Central University of Technology uncovers admission fraud syndicate, suspends 8 students

Central University of Technology (CUT) has suspended eight students who were allegedly admitted fraudulently for this academic year.

Sunday World has it on good authority that a probe by the Free State based university found that the eight students were admitted to the institution despite not meeting its admission policy requirements.

The investigation further found that the implicated students allegedly paid kickbacks for them to be fraudulently admitted as students.

The suspension means the implicated students have been barred from attending classes, accessing online modules and other university activities.

CUT spokesperson Dan Maritz said following a tip off through the university’s whistleblowing platforms, a preliminary investigation was launched which established that these students were “fraudulently admitted knowingly that they did not qualify to register at CUT.”

“We don’t know yet at this stage whether staff members are involved, but there is clear evidence that there are some parties involved who have been conspiring with these students and have contaminated the system to carry out this scheme.

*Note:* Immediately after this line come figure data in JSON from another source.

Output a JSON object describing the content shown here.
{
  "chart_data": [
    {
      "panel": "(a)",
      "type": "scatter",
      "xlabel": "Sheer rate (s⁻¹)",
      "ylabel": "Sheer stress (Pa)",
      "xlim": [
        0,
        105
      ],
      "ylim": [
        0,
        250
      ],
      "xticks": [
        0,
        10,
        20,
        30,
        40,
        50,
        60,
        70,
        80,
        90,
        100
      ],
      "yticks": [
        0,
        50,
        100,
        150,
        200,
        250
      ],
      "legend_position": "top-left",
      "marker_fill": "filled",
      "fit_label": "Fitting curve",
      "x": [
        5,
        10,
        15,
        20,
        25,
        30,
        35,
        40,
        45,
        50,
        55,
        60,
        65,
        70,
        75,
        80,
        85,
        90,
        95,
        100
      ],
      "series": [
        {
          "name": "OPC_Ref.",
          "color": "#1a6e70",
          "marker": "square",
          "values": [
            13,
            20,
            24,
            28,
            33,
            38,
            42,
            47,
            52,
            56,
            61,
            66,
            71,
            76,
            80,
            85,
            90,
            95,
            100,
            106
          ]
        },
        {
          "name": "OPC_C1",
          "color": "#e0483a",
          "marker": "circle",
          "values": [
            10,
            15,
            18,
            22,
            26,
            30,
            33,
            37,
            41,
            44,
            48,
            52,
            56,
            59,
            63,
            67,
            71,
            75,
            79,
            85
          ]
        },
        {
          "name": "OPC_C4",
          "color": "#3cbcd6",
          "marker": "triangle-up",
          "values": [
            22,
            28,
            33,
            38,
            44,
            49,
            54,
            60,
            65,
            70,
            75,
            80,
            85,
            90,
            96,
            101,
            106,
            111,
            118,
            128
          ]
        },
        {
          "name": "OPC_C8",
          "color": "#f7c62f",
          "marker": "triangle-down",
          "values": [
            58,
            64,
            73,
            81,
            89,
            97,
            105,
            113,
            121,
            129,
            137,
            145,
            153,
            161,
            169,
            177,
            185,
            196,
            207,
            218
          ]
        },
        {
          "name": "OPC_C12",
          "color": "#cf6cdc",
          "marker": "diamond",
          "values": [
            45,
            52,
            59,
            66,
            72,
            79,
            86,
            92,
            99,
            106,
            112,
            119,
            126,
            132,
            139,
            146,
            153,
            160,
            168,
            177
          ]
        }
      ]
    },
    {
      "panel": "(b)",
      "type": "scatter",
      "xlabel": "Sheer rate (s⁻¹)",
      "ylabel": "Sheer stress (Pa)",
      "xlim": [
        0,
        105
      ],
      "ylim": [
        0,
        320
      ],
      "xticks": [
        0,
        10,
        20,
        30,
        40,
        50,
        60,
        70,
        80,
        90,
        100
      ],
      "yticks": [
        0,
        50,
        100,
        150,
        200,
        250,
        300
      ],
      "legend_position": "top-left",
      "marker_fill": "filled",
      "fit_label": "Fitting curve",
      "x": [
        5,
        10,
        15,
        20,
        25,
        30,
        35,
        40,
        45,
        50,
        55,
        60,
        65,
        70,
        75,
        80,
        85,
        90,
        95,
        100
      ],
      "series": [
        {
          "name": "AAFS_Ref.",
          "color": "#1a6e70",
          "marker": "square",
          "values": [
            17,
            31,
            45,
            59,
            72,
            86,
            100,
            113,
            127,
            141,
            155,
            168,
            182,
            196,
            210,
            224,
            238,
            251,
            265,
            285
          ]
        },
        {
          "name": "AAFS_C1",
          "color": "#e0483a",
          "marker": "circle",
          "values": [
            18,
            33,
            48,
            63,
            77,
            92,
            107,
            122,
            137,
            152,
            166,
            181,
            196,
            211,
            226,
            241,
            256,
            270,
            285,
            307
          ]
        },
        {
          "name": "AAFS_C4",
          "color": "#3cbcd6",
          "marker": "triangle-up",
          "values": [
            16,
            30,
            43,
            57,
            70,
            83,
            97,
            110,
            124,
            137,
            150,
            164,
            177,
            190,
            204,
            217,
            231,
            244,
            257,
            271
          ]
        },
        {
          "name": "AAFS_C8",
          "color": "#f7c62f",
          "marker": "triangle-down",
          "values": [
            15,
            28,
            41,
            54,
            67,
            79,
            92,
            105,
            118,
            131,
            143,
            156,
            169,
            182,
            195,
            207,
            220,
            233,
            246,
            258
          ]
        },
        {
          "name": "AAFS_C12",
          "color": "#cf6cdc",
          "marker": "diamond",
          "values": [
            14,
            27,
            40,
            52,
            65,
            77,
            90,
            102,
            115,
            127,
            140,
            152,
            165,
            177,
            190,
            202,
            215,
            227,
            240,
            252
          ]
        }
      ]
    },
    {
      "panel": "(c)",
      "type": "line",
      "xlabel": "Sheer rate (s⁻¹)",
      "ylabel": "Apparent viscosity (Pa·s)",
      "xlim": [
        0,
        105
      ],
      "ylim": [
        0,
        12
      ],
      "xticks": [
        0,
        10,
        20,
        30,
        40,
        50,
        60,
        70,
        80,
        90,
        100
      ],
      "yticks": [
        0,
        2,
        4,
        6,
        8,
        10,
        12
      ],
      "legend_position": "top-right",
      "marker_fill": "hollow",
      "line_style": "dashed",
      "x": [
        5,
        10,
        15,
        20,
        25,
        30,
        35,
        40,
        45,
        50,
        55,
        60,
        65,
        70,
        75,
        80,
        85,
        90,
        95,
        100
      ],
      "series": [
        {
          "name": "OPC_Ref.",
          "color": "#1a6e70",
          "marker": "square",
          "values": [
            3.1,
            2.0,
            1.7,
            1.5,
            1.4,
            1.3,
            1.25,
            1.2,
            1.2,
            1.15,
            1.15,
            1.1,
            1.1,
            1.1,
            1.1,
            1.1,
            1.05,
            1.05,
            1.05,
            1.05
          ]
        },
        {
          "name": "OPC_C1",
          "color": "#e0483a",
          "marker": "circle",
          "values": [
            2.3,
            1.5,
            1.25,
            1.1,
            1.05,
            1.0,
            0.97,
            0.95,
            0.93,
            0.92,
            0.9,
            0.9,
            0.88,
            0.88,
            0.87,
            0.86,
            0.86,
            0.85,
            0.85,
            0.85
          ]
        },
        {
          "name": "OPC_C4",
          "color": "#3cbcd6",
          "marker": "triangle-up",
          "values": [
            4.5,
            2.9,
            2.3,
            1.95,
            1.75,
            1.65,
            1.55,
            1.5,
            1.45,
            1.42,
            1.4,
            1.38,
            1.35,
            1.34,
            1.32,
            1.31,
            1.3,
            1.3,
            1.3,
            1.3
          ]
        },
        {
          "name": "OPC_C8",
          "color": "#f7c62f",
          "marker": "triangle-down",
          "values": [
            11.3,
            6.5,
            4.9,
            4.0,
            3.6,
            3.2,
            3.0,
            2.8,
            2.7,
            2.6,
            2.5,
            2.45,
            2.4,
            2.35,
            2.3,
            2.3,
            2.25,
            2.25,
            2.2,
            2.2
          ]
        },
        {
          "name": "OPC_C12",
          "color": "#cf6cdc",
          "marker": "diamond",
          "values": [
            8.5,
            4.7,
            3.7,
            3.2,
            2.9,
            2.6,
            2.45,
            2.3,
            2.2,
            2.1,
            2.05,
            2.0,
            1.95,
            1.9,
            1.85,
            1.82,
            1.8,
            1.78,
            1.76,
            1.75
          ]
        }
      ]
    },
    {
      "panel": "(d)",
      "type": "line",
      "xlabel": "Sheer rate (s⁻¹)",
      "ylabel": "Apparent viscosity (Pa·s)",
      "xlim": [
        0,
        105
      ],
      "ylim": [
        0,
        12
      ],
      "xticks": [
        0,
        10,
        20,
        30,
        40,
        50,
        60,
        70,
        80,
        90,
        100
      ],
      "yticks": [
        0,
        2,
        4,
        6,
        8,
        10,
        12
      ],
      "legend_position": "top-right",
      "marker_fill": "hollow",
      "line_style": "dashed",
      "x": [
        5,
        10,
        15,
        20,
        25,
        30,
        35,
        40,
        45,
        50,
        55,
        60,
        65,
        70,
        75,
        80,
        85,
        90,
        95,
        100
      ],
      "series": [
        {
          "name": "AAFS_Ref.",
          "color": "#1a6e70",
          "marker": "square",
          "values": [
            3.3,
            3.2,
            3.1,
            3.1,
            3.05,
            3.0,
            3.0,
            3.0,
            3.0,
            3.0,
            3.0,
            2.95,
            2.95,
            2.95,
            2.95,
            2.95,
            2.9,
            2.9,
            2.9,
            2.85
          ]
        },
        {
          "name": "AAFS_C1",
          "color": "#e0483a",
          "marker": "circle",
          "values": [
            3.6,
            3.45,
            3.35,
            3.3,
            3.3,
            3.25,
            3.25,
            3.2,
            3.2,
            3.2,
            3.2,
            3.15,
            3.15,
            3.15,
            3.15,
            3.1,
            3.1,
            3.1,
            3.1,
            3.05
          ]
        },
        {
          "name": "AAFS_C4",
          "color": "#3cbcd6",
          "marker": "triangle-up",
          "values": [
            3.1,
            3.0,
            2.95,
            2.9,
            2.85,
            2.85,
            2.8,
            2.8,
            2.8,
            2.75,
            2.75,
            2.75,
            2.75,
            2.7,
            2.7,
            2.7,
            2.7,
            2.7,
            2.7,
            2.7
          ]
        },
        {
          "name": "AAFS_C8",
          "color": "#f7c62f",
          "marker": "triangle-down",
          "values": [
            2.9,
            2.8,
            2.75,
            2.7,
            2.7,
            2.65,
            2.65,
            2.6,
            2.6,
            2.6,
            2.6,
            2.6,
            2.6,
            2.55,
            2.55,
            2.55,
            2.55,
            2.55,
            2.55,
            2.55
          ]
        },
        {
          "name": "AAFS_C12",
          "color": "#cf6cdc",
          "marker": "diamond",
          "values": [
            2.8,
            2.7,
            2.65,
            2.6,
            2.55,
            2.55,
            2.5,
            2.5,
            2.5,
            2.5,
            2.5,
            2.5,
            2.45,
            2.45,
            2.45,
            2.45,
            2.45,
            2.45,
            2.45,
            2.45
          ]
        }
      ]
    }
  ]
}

For the record, those individuals who are found to have been part of this fraudulent activities will be dealt with accordingly,” he said.

Asked whether this was an isolated incident, Maritz said: “We believe this is indeed an isolated incident, as we have never had any incident of this nature before.  However,  the management has taken a bold step and expanded the investigation to ensure that no other cases such as this one have occurred and those parties allegedly involved are brought to book, as they have no place in a well-run university such as CUT. “

The institution has since launched a forensic investigation to dig deeper into the matter.  “Once the investigation has been and implicated parties have been positively identified,  the university will report this matter to the law enforcement agencies, as fraud is considered a serious criminal offence,” Maritz said.